A time signature is a convention for notating musical time, as a representation of how many beats in a unit of measurement known as a measure, over the note value that is the representation of a single beat. This means:
1 = 1 beat in a measure
4 = a quarter note is one beat
2 = 2 beats in a measure
4 = a quarter note is one beat
3 = 3 beats in a measure
4 = a quarter note is one beat
4 = 4 beats in a measure
4 = a quarter note is one beat
It is also possible to have combinations such as:
4 = 4 beats in a measure
2 = a half note is one beat
...or any such combination if you so desire it. The premise does not change:
X = X beats in a measure
X = a subdivision of 1/X is one beat
Putting it together
A time signature is measuring the length of a measure and how it's being calculated, not the length of a note nor the speed of the pulse. So, your example #1 is a measure of 4/4 (I know this because there are 4 major subdivisions between measure 1 and 2). There are 4 notes, all of which are exactly one quarter note in length. Therefore, this is one measure with 4 beats, and they are neatly outlined in the rhythm: 1/4-1/4-1/4-1/4. The total value is 4/4, so this is a complete measure.

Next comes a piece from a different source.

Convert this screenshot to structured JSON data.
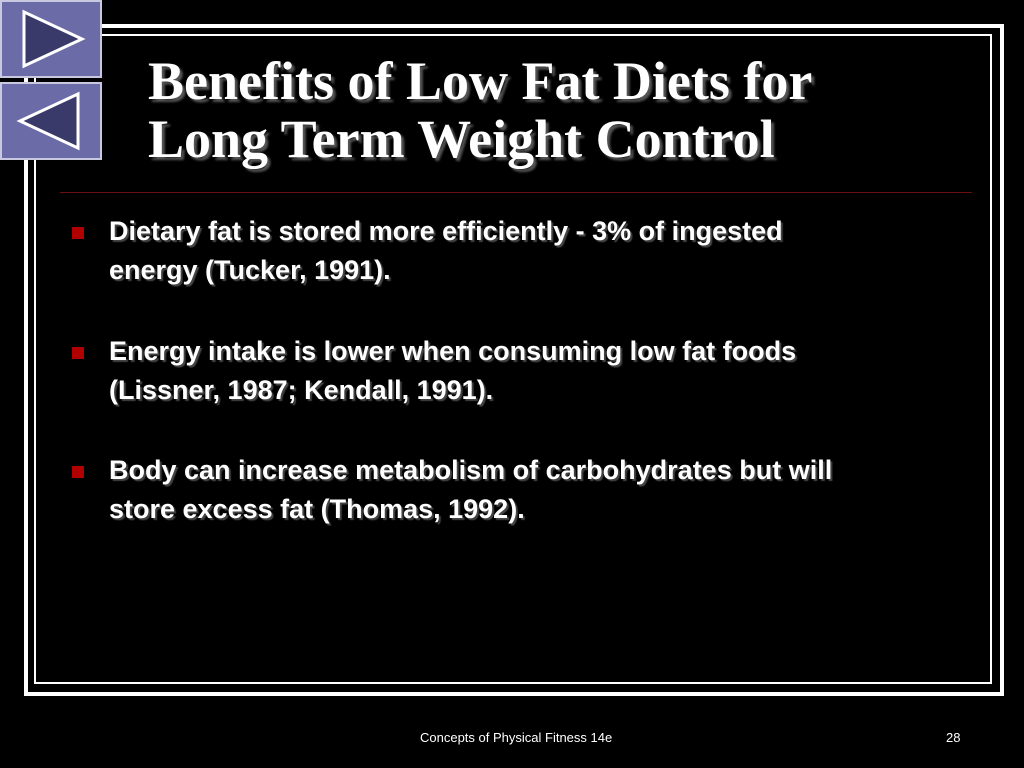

Your example #2 is a measure of 4/4 (I know this because the 4 major subdivisions between measure 1 and 2 are still there). There are 4 notes, but not all of them are one quarter note in length. As a matter of fact, none of them are. This does not mean the measure is not a 4/4 measure. It means that both examples are examples of different rhythms.
How is this a different rhythm if the sound has the same pulse?
Measures have to be validated by the amount of sound and silence combined. That means that the values given should add up to the number given in the time signature. This includes note values for sound and rest values for silence.
As I explained above, example #1 has a simple rhythm of 1/4-1/4-1/4-1/4. You add these up and you get 4/4. Simple.
Example #2 is deliberately chaotic, so this will take some explanation.
The first note seems to have a value of approximately 7/32. There is no "7/32" note in written notation, so normally we "tie" note values together to equate the odd value. We'd require something like an eighth note(or, 4/32)+a sixteenth note(or, 2/32)+a thirty-second note(1/32), all tied together. There is a silence that is 1/32 in value before the next sound.
The second note seems to have a value of approximately 5/32. Again, there is no "5/32" note in written notation, so it'd be written out as possibly an eighth note + a thirty-second note, tied together. There is a silence of 3/32 in value. There is no 3/32 note or rest, so it'd be one thirty-second rest, and a sixteenth rest. You don't tie rests, they're just silence.
The third note is squarely one eighth note in value. The following rest is also one eighth in value.
The fourth note is approximately three sixteenths in value. Normally you'd try to use the largest possible value to fit in, so it'd be one eighth and one sixteenth, tied together. The remaining silence is one sixteenth, so now there's a one sixteenth rest.
Despite the fact that the two rhythms are, in fact, very different, the fact that all of the sounds align with the pulse makes them sound very similar. Or, rather, it's because in both examples the sounds all start at the same times that you can feel the pulse the same way.